Incentive Stock Options (ISOs)

Joseph W. Bartlett, Special Counsel, McCarter & English LLP, Co-Founder of VCExperts

McCarter & English LLP

2002-08-02


Incentive stock options ("ISOs") are rights to purchase stock structured to comply with the requirements of §422 of the Code. If the requirements are satisfied, the holder, who must be an employee of the issuer, will not be subject to federal income tax either at the time of the grant of the option or at the time of its exercise; and gain realized on a sale of the underlying stock will be capital gain.

Incentive stock options must be issued pursuant to a "written plan" which includes the aggregate number of shares to be issued and the eligible employees (or class of employees). The option plan must be approved by the shareholders within twelve months before or after board approval, expire after ten years (five years in the case of a 10-percent stockholder), be granted pursuant to a plan less than ten years old, carry an exercise price equal to current "fair market value" (110 percent of such value if the optionee is a 10-percent stockholder), and be nontransferable. An incentive stock option may provide that the employee may exercise his option by paying with stock of the issuer and he may have a "right" to receive "property" in lieu of stock at option exercise. The exercise price in each contract will be fixed at "fair market value" of the stock at the time an option is granted. The grantee will have no more than ten years from the date of the grant in which to elect whether or not to exercise the option, which means, in effect, that the option will not ordinarily be exercised until the tenth year, since the prime virtue of an option is that it allows the investment decision-maker to postpone his decision until the last instant. Eligible grantees include only employees of the corporation and the options are not assignable. The rule that incentive stock options on no more than $100,000 worth of stock could be granted in any year was redefined by the Tax Reform Act of 1986 so that, effectively, the plan can grant options at the outset on $1 million worth of stock, but the amount of options which vest in any year during the ten-year period cannot exceed $100,000. The effect of this provision is to allow the same amount of options per individual as under the old rules, but to validate the use of the earliest possible (and presumably lowest possible) exercise price throughout. The oldest options need no longer be exercised first, a significant benefit in any scenario in which the price of the issuer's stock fluctuates both up and down and options are granted sequentially.

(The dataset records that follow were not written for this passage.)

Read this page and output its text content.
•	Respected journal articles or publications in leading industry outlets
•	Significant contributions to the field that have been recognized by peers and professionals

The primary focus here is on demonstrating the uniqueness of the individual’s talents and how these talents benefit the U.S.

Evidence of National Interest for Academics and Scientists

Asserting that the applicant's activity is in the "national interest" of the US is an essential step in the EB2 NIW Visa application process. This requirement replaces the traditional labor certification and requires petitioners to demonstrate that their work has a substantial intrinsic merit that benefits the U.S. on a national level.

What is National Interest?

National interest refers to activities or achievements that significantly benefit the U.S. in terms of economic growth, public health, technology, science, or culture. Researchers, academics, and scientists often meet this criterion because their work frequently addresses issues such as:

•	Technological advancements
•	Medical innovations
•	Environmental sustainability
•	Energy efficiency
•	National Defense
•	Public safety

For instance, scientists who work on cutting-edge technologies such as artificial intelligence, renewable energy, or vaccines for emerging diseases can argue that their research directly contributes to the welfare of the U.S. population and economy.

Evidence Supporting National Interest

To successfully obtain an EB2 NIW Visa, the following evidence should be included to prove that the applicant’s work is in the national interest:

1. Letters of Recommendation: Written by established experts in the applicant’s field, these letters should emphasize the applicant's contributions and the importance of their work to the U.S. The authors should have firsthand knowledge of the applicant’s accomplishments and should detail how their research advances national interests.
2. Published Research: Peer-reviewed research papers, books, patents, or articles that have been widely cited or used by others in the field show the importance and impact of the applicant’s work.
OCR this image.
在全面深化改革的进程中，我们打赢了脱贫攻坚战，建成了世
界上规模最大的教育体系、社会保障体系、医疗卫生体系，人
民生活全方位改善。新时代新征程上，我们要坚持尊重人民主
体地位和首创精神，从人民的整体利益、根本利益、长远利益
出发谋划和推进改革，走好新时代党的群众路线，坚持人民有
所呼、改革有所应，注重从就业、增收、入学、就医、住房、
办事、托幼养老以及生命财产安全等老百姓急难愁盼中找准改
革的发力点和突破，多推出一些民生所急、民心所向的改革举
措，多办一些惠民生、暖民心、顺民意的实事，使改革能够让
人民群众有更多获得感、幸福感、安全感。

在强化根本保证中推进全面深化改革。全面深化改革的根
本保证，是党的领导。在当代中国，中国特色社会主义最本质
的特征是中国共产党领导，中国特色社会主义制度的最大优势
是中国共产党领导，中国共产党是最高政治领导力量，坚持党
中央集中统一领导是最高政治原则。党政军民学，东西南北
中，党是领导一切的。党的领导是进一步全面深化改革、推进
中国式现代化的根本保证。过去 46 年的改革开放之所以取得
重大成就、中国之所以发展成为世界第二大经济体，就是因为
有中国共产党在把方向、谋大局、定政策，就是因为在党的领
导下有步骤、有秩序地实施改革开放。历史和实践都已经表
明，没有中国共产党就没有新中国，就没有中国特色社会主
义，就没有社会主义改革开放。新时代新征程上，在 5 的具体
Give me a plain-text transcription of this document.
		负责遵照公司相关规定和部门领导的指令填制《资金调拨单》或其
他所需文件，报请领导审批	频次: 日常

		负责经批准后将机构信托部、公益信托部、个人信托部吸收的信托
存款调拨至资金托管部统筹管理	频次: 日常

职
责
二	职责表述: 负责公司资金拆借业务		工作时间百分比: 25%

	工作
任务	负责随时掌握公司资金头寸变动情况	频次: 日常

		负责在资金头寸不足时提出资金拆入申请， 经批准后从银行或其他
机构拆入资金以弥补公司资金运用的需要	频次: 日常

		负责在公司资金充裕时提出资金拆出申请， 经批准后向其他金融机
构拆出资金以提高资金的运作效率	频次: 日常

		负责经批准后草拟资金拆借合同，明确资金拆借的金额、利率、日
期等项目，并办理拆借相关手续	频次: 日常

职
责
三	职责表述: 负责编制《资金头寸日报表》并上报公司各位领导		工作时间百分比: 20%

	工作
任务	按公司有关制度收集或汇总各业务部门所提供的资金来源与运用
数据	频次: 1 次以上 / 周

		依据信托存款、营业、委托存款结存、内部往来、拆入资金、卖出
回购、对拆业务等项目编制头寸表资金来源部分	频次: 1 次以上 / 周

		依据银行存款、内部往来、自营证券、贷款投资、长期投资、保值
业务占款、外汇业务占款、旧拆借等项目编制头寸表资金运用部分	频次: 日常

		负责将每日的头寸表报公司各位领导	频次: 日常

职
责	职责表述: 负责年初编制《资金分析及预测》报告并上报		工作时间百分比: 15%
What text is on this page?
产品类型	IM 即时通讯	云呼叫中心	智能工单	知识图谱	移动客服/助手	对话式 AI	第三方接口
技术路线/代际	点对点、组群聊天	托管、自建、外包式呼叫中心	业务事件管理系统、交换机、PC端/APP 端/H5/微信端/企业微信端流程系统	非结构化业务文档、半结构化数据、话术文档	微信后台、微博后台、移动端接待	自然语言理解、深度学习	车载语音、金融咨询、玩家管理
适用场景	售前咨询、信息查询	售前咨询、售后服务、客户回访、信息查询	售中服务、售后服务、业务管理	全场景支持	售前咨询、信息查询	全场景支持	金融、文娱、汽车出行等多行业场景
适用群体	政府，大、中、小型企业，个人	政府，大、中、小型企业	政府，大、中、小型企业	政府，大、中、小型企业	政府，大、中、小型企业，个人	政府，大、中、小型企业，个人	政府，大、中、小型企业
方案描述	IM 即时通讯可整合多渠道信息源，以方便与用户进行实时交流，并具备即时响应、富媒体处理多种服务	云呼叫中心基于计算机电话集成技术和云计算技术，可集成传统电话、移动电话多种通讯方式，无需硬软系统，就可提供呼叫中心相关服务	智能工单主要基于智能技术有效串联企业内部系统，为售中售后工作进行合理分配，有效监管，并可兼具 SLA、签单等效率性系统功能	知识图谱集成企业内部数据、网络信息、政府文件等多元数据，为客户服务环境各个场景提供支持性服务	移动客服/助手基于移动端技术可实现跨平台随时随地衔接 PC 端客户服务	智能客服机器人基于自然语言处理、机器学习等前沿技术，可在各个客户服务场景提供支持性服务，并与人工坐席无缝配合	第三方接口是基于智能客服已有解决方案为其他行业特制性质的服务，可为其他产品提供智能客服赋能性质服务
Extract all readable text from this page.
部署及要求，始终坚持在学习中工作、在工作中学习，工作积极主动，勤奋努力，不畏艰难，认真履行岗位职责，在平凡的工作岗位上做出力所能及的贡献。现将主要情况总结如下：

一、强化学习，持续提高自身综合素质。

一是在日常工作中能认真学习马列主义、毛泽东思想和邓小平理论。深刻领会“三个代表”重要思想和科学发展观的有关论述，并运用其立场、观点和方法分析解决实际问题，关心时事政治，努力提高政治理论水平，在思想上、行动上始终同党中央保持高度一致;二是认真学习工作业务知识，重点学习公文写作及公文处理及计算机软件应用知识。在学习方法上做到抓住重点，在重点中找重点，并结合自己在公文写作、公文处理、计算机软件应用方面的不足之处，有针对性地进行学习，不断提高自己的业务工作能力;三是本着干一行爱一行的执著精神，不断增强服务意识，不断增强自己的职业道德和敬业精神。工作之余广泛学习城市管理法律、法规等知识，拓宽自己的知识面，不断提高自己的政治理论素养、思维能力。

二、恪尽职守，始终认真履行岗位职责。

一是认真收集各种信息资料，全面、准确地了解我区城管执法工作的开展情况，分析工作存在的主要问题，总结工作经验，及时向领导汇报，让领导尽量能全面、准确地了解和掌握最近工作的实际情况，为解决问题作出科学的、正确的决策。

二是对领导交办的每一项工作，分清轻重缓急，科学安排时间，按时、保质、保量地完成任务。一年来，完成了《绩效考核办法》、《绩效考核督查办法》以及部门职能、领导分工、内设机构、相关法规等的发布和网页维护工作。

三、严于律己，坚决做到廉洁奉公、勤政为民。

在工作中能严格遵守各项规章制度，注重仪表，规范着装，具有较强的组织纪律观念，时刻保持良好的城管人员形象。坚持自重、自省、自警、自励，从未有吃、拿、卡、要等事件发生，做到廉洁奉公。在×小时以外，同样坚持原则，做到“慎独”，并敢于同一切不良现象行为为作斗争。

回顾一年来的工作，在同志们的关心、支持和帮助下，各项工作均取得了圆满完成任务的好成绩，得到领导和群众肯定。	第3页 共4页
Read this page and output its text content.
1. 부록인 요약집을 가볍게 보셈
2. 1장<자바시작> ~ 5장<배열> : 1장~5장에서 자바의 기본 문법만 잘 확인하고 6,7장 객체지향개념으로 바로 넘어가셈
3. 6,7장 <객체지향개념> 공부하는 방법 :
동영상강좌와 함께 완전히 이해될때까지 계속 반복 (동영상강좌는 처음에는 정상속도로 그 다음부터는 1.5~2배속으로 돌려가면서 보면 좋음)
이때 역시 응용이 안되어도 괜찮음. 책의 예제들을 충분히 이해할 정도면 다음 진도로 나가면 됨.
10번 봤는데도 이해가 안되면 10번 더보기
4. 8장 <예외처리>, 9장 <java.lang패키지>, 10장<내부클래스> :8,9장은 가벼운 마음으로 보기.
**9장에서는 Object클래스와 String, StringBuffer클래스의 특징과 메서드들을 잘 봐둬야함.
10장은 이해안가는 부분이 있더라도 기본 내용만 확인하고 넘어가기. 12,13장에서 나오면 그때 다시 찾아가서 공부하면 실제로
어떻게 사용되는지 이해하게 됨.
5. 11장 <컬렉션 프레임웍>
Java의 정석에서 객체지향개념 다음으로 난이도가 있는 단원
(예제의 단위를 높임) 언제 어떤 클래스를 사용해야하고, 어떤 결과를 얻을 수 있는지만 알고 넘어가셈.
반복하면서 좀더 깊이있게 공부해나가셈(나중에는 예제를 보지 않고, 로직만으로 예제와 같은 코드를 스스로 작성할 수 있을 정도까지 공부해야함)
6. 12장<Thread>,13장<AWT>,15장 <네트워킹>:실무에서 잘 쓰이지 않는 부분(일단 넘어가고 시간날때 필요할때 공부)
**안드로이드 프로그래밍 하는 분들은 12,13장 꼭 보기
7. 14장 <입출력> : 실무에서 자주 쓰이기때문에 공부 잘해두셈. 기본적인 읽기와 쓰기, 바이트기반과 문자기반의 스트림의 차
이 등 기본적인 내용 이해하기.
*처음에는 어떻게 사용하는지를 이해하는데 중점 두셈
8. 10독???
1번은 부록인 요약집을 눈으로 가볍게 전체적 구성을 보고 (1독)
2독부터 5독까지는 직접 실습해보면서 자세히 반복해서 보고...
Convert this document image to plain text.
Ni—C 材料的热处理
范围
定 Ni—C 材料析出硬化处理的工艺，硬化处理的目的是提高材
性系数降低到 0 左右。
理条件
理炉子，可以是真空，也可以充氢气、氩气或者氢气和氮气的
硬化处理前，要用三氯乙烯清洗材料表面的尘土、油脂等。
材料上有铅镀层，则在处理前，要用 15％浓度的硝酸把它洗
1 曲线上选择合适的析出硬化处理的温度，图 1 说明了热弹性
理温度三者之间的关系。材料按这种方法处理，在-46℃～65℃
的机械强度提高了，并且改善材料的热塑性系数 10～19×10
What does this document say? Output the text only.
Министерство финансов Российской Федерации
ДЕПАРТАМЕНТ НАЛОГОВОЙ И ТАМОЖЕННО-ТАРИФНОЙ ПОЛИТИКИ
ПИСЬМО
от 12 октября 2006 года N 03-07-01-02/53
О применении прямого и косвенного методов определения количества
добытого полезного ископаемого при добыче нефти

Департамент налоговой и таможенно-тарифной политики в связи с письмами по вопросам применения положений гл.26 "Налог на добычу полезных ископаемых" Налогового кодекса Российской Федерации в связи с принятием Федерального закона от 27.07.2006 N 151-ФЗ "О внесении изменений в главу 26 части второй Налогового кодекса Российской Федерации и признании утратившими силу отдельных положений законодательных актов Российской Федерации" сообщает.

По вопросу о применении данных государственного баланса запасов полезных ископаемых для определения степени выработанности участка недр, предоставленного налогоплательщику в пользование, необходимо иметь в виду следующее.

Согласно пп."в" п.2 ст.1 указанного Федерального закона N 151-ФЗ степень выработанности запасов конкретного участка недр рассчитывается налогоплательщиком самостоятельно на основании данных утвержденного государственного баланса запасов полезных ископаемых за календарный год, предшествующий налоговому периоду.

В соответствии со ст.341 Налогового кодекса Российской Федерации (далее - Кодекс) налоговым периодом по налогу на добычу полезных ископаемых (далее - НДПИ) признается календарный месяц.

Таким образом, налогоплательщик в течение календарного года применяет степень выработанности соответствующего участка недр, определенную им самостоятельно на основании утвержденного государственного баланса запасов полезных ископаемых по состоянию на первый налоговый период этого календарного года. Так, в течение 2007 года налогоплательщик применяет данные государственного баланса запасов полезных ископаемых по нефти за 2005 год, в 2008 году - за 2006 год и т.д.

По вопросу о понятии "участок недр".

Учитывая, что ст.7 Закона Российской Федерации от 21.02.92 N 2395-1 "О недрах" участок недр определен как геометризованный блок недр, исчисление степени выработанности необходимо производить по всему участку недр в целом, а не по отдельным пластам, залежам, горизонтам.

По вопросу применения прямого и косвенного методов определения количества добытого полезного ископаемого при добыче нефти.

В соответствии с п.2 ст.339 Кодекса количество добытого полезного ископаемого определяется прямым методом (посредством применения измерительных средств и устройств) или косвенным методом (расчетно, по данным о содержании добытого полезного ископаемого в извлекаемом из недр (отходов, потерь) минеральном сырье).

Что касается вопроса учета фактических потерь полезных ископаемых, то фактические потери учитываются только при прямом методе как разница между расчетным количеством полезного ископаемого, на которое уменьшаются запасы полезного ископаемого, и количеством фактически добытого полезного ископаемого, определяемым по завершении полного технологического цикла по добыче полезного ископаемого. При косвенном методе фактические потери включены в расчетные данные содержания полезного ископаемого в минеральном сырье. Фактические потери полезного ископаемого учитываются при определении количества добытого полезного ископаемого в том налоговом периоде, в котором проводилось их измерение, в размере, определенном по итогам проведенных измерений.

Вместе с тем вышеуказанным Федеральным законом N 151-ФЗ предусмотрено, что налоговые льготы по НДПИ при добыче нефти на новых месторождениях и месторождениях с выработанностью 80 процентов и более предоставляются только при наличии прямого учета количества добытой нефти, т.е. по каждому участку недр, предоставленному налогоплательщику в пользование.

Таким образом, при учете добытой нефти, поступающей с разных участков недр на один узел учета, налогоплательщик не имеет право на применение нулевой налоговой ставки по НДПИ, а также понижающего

Usually, the plan also establishes a committee of the board (not including anyone eligible to participate in the plan) to "administer" the plan—that is, to grant the options—and sets up a system for tying options to performance. Dribbling out grants of options over a period of time can work to tie rewards to performance, but such a procedure means, in a rising-share-value scenario, that the grantee's exercise price will escalate. Hence, the better-drafted plans over-grant the number of options in the early stages (a procedure made easier by the Tax Reform Act of 1986, as earlier indicated) and then provide for "vesting"; that is, the power of the issuer to recapture granted options lapses in decreasing amounts as the employee's longevity increases. Once an employee terminates or is terminated, he must exercise his options (only those vested, of course) within a short period: usually a month (and not, by law, more than three months) after termination, meaning he loses the ability to postpone his investment decision. (On the other hand, to preserve ISO status, he must hold the option stock for one year before selling it.) The short fuse on post-termination exercise increases the possibility that a terminated employee's vested options will be allowed by him to lapse (and go back into the pool for someone else).